Looking back over my posts, I realised I hadn’t delivered on my promise to discuss the Web and homogeneity. It’s lucky, then, that over the break I discovered Stuff White People Like. For the uninitiated… oh, just go to the site and read it. Then report back here and tell me how many of the items on the list describe you. I’m at about 12, but I won’t say which ones – until you do. (Incidentally, as the author pointed out in a recent ABC interview, the site could well be called ‘Stuff the Middle Class Like’, or even ‘Stuff Wealthy People Like’, but then would it be as funny?)
Anyway, what’s the point here? Well, other than finding out just how absurdly unoriginal I am in at least 12 ways, I discovered that David Sedaris is on the list. Rather than throw out the two Sedaris books I’d just bought (visit the Book Grocer for some bargains), over the weekend I read Naked, and made a start on Sedaris’ Christmas story collection, Holidays on Ice. And what did I find but the icon of bland, homogenous whiteness himself picking on homogeneity. One Christmas Sedaris worked as a Macy’s Christmas elf, and was often designated the Santa Elf. When adults have their chance with Santa, he observes, they all
…ask for a Gold Card or a BMW and they rock with laughter, thinking they are the first person brazen enough to request such pleasures.
Santa says, “I’ll see what I can do.”
Couples over the age of fifty all say, “I don’t want to sit on your lap, Santa, I’m afraid I might break it!”
How do you break a lap? How did so many people get the idea to say the exact same thing?
…
All of us take pleasure in the fact that we are unique, but I’m afraid that when all is said and done the police are right: it all comes down to fingerprints.
It looks those that even those who observe homogeneity shouldn’t think themselves too unique.

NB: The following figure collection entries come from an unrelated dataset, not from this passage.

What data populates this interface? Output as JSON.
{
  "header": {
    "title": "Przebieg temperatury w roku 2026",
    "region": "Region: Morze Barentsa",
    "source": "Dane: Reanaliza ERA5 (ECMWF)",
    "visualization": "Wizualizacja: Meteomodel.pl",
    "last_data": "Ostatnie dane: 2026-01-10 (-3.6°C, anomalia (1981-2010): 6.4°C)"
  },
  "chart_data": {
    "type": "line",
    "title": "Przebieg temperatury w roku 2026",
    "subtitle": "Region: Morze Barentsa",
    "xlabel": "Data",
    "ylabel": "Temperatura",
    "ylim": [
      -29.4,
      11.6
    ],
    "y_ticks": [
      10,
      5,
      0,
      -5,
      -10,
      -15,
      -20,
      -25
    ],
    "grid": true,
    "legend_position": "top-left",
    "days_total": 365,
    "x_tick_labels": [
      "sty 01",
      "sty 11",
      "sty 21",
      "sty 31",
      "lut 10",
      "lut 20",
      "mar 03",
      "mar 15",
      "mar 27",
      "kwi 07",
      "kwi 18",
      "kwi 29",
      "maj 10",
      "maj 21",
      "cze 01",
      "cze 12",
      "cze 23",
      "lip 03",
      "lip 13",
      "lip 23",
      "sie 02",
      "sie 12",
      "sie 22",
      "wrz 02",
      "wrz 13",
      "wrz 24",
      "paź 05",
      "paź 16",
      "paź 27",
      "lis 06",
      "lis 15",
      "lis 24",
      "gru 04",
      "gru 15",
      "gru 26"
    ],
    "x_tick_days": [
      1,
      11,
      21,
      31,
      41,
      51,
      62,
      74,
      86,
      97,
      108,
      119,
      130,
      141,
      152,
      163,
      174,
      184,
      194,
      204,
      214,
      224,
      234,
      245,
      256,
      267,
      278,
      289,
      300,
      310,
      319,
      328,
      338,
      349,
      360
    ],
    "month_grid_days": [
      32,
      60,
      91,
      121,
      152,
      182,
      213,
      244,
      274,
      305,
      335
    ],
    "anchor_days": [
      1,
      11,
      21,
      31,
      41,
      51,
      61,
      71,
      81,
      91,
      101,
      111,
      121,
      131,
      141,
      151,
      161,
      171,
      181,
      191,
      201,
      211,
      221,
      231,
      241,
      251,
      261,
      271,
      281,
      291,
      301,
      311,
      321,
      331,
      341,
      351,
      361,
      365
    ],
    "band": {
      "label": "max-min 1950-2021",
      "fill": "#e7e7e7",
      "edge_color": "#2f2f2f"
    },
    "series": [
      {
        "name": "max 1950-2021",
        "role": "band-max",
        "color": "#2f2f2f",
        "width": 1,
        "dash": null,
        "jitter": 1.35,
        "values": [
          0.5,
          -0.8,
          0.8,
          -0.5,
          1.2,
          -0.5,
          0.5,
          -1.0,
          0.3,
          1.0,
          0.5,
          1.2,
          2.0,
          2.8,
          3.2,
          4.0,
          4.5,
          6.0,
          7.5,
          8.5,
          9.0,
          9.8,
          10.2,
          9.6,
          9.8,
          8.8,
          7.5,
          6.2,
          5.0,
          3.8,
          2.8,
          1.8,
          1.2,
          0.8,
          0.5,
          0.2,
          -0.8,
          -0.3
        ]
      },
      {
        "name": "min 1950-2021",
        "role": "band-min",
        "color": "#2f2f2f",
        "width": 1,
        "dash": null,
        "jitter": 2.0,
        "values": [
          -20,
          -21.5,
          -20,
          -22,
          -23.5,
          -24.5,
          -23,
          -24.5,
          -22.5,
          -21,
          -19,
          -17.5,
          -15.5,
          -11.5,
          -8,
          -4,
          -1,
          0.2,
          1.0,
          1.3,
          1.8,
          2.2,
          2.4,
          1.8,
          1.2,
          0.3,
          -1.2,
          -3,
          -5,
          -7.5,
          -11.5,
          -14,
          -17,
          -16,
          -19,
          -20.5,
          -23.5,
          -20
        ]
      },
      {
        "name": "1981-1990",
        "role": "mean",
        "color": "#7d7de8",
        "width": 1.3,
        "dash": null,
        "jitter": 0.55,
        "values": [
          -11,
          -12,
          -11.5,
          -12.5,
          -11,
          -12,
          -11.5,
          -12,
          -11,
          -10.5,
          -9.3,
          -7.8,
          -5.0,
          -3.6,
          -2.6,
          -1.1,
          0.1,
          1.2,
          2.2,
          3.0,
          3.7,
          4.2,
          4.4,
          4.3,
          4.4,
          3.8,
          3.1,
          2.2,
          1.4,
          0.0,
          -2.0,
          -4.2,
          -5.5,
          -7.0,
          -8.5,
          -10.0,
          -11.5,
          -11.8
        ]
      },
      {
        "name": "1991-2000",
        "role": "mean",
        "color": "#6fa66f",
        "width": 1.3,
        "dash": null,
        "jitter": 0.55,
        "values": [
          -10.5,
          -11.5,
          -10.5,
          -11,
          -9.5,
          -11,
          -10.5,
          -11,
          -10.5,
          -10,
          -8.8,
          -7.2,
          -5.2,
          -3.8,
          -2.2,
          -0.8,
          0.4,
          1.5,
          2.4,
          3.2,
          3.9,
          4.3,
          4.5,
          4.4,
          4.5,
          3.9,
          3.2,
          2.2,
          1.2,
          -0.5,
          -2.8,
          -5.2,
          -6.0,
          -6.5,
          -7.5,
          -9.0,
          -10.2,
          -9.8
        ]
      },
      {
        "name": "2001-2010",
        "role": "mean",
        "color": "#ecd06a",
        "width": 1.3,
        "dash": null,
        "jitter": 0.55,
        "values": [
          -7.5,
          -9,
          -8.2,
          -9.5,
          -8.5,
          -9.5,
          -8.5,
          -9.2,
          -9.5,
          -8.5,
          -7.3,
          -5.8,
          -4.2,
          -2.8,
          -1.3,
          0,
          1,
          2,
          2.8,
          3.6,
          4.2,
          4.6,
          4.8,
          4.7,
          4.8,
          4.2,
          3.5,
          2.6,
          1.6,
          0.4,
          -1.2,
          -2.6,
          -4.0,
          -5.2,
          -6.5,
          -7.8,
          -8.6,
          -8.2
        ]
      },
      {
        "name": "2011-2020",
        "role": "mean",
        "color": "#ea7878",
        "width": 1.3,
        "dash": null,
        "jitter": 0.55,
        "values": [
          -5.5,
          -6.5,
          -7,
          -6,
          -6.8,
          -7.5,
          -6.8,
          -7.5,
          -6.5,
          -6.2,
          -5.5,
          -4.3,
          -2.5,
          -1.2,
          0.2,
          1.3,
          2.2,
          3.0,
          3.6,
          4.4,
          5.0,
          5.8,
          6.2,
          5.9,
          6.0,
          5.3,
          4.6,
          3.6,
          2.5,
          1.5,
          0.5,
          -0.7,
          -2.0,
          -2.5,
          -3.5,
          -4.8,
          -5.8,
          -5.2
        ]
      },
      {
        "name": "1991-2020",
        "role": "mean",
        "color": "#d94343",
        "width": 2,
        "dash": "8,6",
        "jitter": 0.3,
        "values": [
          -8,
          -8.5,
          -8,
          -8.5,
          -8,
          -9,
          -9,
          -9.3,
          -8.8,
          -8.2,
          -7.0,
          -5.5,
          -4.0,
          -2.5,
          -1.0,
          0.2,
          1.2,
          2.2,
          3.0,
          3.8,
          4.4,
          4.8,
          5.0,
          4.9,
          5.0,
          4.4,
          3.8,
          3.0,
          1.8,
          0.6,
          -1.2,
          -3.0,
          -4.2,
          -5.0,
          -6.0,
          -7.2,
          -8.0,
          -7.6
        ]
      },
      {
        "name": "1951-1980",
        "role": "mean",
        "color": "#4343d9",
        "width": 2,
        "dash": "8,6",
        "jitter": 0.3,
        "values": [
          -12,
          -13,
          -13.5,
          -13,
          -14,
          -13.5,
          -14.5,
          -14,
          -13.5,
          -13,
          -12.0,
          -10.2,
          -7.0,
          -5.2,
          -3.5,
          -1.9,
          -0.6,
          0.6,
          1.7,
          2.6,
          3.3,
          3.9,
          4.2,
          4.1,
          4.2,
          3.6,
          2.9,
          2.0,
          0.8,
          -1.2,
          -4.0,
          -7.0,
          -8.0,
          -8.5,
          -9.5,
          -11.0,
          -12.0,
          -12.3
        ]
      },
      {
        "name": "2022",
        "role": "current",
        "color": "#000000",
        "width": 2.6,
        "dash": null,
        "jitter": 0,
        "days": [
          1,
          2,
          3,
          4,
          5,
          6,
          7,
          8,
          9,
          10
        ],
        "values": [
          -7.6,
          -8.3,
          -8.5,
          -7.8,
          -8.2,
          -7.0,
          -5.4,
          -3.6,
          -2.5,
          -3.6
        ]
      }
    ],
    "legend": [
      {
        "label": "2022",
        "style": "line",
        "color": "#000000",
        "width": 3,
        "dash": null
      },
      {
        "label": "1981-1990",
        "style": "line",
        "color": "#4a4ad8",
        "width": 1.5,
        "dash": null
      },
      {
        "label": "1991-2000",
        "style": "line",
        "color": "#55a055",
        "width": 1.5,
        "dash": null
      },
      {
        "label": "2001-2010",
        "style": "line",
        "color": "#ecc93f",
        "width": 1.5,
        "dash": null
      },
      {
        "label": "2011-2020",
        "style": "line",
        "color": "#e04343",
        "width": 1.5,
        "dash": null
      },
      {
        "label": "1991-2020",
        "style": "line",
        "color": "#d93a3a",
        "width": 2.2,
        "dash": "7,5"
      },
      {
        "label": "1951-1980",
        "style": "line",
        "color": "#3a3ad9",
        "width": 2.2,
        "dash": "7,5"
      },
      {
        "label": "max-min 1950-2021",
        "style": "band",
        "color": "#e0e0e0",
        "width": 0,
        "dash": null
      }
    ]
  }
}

But does this pervasive sameness matter?
Well yes, it could do. My partner and I were listening to a radio program about the fall of communism in East Germany the other day, and were pondering whether fascism could rise again in a country such as Germany, or even in Australia. He opined that he thought our improved access to information – and thus enlightenment? – would tend to militate against that. I pointed to the homogeneity of thought that’s evident in any society, giving as an example the anti-foreign feeling that seems to be sweeping our country (or that you’d think is doing so, given the way our politicians are behaving). Greater access to ‘information’ may well reinforce that (see this blog post by Clay Shirky about power laws).
Homogeneity seems to be timeless, and sometimes it’s dangerous, but perhaps our shared culture isn’t always a source of shame? I’m thinking about popular culture. Reading the Jenkins article on cultural jammers and poachers, it occurred to me that there is a potentially illuminating lesson here: instead of railing against the homogenous consumerism and corporatisation that has suckered itself onto popular culture, as the jammers do, we can make like a poacher and subvert this blandness from within, thus assauging our guilt about liking the same things everyone else does. After all, we all have the same delightfully post-modern take on it. Oh dear…
Now excuse me, I’m off to my favourite breakfast place with my Moleskine diary (please note that I am upwardly mobile: at some stage I’ll start shelling out tens of dollars for Moleskine notebooks, too), after which I think I’ll pick up a coffee.